Notes from my Knapsack 12-6-18
Jeff Gill
What makes us a community?
___
We share, many of us, a zip code. 43023.
It binds us together if only to confirm at gas pumps that we're using a legit credit card.
There is a happy geographic accident, united with school district boundaries, which ties together Deeds Road to the south, Dry Creek in the north, from Highbanks Valley Court to Carmarthen Way, from Hardscrabble Road to the Welsh Hills.
We have residents of the village, and the not-village, people who live in the old village, and the newer outlying portions. Heading east on Newark-Granville Road there's village and township, and you have to look closely to know which is which.
And yes, some are "Granville" and others are "Newark" address, but the school district makes for a different sort of embrace. Township versus village doesn't mean the same thing when Union Township, let alone the city of Newark, becomes part of the communal whole. And then there's the "great wall" and odd boundaries down towards Heath which always make me squint to make sense of what's Granville and where is not.
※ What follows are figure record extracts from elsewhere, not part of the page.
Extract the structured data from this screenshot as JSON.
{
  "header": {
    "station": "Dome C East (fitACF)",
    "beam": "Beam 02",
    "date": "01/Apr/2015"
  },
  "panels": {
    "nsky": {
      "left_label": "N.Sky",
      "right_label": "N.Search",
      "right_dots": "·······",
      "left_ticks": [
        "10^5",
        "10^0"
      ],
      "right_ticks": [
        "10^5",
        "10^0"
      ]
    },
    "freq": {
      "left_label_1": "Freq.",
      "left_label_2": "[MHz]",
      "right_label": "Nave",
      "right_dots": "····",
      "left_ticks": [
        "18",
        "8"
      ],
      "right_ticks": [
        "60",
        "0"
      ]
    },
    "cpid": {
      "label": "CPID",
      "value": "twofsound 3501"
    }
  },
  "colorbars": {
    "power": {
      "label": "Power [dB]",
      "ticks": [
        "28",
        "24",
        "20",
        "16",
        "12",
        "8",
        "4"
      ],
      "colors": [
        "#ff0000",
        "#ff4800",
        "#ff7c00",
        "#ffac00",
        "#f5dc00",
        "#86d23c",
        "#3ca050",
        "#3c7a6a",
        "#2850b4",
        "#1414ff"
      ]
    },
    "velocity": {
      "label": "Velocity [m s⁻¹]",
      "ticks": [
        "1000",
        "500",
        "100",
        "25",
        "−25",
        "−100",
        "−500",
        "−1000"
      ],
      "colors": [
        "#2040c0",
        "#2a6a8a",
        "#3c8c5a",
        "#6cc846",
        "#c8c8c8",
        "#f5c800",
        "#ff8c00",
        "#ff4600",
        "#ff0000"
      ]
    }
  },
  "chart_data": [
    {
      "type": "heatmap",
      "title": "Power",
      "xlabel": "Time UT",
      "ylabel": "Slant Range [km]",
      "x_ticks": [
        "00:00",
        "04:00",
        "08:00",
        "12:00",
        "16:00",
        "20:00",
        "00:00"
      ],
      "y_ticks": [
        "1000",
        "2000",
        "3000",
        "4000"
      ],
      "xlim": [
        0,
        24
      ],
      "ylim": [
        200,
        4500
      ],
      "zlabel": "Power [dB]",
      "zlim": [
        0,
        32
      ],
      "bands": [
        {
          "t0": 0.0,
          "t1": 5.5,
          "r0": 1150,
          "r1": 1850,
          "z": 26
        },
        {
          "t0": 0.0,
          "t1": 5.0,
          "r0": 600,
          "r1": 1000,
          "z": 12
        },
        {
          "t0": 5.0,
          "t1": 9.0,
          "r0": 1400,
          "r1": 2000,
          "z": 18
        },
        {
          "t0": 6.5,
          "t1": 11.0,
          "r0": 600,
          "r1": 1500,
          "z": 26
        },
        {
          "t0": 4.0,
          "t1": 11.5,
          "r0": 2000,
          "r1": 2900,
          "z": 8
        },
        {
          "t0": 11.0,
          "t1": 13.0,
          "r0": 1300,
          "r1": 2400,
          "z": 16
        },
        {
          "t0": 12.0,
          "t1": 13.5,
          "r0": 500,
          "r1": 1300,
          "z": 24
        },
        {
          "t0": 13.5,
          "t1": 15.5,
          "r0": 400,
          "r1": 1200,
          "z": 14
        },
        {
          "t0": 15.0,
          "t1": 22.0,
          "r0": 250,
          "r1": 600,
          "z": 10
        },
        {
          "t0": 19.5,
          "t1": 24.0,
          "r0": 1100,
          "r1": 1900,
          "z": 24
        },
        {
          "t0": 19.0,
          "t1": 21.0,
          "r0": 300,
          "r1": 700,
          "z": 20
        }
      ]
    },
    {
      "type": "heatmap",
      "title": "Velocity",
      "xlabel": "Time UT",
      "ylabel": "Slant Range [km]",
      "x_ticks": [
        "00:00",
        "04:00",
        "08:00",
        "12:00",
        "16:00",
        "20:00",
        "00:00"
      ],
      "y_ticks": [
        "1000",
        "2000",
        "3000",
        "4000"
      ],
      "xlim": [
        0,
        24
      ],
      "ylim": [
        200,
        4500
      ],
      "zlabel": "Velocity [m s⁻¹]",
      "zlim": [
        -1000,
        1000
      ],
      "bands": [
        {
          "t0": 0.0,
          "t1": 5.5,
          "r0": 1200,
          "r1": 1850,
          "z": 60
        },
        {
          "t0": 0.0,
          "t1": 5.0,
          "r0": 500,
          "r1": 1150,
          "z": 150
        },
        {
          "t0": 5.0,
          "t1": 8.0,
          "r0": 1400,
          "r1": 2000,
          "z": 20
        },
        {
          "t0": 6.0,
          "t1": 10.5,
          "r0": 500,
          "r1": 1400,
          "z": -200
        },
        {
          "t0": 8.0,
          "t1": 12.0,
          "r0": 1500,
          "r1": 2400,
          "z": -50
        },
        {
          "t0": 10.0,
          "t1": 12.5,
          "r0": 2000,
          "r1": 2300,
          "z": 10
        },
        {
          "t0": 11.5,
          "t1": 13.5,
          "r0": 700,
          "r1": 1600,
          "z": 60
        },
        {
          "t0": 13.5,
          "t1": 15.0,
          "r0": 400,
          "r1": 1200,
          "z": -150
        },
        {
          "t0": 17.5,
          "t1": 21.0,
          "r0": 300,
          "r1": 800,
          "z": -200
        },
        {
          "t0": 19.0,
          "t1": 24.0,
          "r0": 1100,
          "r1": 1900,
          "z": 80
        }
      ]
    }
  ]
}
There are those who have lit the luminaries and sung carols along Broadway, and people who have never seen the Christmas Candlelight Walking Tour; we have long-time village core residents who have made a point of leaving town for many years when the Fourth of July comes along, and others with more tenuous links to "the real Granville" whatever that might be who have stomped trash cans at Bluesfest and walked around selling water for the Scouts at Wildwood for fireworks. Some of us have helped build Wildwood twice over, our actual address shifting between the two experiences, but always feeling a tie to this place, this community, this village writ large.
I am concerned, as I've said, about a small but meaningful trend to moving out of Granville, however defined, once your children complete their educational round and receive their high school diploma. It doesn't sound like a sign of health for a community for people to casually want to leave when they've gained a narrow sort of benefit for living here, as important as a good school district can be in college admissions.
On the other hand are so many signs of life and health and overall vitality that, quite frankly, many communities whether larger or smaller would love to have on their balance sheet. We have vital, active faith communities in Granville – little known in the village, let alone in the county, is that rates of churchgoing in Granville are higher than anywhere else in Licking County – and the parent commitment to schools is still strong, plus the involvement in things like the Chamber of Commerce or Farmers' Markets or service clubs like Kiwanis and Rotary: it's amazing, and wonderful, and a good sign all around.
Granville has much going for it, however defined. Narrowly or widely, and I recommend the later, we encompass a community where community is valued, and celebrated, and supported. Any shortfall or complication I would identify is only because I want even more for us, and perhaps because I see so many social trends at work around the country pushing against local community strengths and solidarity that I want us to hold onto everything we can, because the storms ahead will swamp all sorts of places.
We are doing fine here in Our Fayre Village, and even when I mock our bubble with the moniker of Brigadoon, it's to make sure we stay aware of the bubble we've create for ourselves, in a hyper-individualistic, de-centered culture heading into 2019 and beyond. Granville is my adopted hometown, and perhaps its that sense of adoptedness that makes me want to hold onto our community unity all the more fiercely for having gained it secondhand.
Or as wiser and wittier people have said before me, I'm not from here, but I got here as fast as I could.